Я никогда ничего не ел с аппетитом, ибо знал, что, хочу я есть или нет, я все равно обязан являться в трапезную, как только зазвонит колокол. Я никогда не мог лечь спать спокойно, ибо знал, что тот же колокол призовет меня снова, не посчитавшись с тем, нуждается ли мой организм в продлении или сокращении отдыха. Я никогда по-настоящему не молился, ибо молиться стало моей обязанностью. Я отвык надеяться, ибо возлагать надежды мне всегда приходилось не на господнюю правду, а на обещания людей и жить в вечном страхе перед ними. Спасение мое зависело от жизни такого же слабого существа, каким я был сам, и мне, однако, приходилось вынашивать в себе эту слабость и добиваться, чтобы луч благодати господней хоть на миг блеснул мне сквозь жуткую тьму человеческих пороков. Я так и не узрел его — я умираю без света, без надежды, без веры, без утешения.

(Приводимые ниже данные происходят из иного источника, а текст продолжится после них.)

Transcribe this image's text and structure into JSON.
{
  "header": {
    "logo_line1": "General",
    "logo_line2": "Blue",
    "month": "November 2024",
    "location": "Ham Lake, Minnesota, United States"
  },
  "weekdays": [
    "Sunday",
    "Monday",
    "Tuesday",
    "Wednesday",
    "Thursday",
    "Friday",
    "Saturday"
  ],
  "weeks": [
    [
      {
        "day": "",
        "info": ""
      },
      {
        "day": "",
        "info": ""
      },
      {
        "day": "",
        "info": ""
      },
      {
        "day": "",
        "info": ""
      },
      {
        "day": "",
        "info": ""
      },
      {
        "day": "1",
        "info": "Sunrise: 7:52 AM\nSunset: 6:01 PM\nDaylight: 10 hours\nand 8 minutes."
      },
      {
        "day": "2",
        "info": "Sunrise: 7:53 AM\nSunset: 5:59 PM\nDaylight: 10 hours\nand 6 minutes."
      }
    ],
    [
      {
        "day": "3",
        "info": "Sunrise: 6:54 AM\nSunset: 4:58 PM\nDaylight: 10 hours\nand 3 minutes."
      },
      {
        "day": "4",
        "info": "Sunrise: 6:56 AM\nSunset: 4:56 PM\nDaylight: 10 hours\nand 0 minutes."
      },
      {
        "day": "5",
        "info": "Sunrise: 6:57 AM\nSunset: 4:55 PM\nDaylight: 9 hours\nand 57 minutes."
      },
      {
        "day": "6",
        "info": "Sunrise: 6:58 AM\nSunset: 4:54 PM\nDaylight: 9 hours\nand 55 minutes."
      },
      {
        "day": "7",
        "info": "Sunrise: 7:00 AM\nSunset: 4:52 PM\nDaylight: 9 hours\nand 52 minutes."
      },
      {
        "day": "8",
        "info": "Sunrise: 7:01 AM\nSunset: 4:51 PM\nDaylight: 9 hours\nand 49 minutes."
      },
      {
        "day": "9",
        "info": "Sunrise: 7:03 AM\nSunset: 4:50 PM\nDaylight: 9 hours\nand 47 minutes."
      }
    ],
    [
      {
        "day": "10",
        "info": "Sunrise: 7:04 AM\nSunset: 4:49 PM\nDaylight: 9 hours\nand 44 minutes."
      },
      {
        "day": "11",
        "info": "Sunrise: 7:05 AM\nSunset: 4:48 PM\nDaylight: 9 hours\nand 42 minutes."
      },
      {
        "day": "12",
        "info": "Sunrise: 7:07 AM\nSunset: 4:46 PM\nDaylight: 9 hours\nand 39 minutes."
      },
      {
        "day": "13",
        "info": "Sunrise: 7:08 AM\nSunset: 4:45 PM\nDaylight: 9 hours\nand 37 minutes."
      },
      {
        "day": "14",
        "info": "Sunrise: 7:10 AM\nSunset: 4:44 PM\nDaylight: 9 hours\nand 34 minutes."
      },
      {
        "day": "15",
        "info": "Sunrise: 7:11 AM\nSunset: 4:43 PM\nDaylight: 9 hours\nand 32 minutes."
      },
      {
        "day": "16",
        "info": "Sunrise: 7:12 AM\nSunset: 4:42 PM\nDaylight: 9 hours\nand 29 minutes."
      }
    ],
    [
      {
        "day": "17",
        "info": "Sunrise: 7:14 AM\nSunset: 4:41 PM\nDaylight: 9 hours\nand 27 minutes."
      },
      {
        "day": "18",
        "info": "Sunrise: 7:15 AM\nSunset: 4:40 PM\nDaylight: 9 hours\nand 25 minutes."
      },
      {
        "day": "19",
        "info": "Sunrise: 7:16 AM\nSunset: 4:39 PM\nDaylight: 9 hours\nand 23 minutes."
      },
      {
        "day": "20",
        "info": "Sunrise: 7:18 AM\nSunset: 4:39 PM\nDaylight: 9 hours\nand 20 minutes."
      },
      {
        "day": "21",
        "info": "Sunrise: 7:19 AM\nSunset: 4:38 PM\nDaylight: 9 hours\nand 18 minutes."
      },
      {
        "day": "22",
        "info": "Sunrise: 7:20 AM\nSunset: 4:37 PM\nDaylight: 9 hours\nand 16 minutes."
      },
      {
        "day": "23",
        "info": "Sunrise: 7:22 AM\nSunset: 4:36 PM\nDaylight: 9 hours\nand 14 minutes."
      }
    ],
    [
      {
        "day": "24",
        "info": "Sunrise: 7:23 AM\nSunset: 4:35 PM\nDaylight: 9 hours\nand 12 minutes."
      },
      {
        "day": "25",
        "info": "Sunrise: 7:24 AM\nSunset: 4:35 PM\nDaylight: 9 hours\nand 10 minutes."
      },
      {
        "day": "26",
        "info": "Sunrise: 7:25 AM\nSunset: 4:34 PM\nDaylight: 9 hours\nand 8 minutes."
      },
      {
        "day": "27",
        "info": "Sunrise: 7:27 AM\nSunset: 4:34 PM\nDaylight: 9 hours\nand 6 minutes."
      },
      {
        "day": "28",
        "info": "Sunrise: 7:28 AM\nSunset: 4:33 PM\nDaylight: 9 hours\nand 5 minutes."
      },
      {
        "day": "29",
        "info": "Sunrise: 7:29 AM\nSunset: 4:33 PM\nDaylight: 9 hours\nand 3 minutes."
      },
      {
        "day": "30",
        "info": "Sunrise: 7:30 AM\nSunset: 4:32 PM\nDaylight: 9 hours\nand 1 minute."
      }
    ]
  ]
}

Слова эти он произнес совершенно равнодушно, и равнодушие его было страшнее, чем самые дикие корчи, в которые повергает человека отчаяние.

— Но послушайте, брат мой, — сказал я, едва переводя дыхание, — вы же всегда были очень точны в исполнении монастырских правил.

— Это было всего-навсего привычкой — поверь словам умирающего.

— Но, помните, вы же ведь очень долго убеждали меня стать монахом; настойчивость ваша была, очевидно, искренней, это ведь было уже после того, как я принял обет.

— Вполне естественно, что человеку несчастному хочется иметь товарищей по несчастью. Ты скажешь, что это крайний эгоизм, что это мизантропия, но вместе с тем это очень естественно. Тебе ведь приходилось видеть в кельях клетки с птицами. Пользуются же люди прирученными птицами для того, чтобы заманивать диких? Мы были птицами в клетках, вправе ли ты осуждать нас за этот обман?

Я не мог не услышать в словах этих той циничной откровенности глубоко порочных людей[181][182], того страшного паралича души, который лишает ее возможности что-либо воспринять или на кого-либо воздействовать; душа тогда как бы говорит своему обвинителю: „Подойди, сопротивляйся, спорь — я вызываю тебя. Совесть моя мертва, она не способна ни выслушать, ни высказать, ни повторить упрека“.

Все это поразило меня, я пытался себя переубедить.

— Ну а как же тогда объяснить, — сказал я, — что вы так неукоснительно исполняли все монастырские правила?

— А ты что, разве никогда не слышал, как звонит колокол?

— Но ведь ваш голос всегда был самым громким, самым отчетливым в хоре.

— А ты разве никогда не слыхал, как играет орган?..

* * * *

Я вздрогнул, однако продолжал расспрашивать его, я считал, что, сколько бы я от него ни узнал, этого все равно будет мало.

— Но скажите, брат мой, ведь молитвы, которым вы непрестанно предавались, должны же были привести вас к тому, что вы незаметно прониклись их духом, не правда ли? Через внешние формы вы должны были в конце концов приобщиться и к самой сути вероучения? Не так ли, брат мой? Скажите мне перед смертью всю правду. Как бы я хотел обрести эту надежду! Я готов претерпеть все что угодно, лишь бы она пришла ко мне.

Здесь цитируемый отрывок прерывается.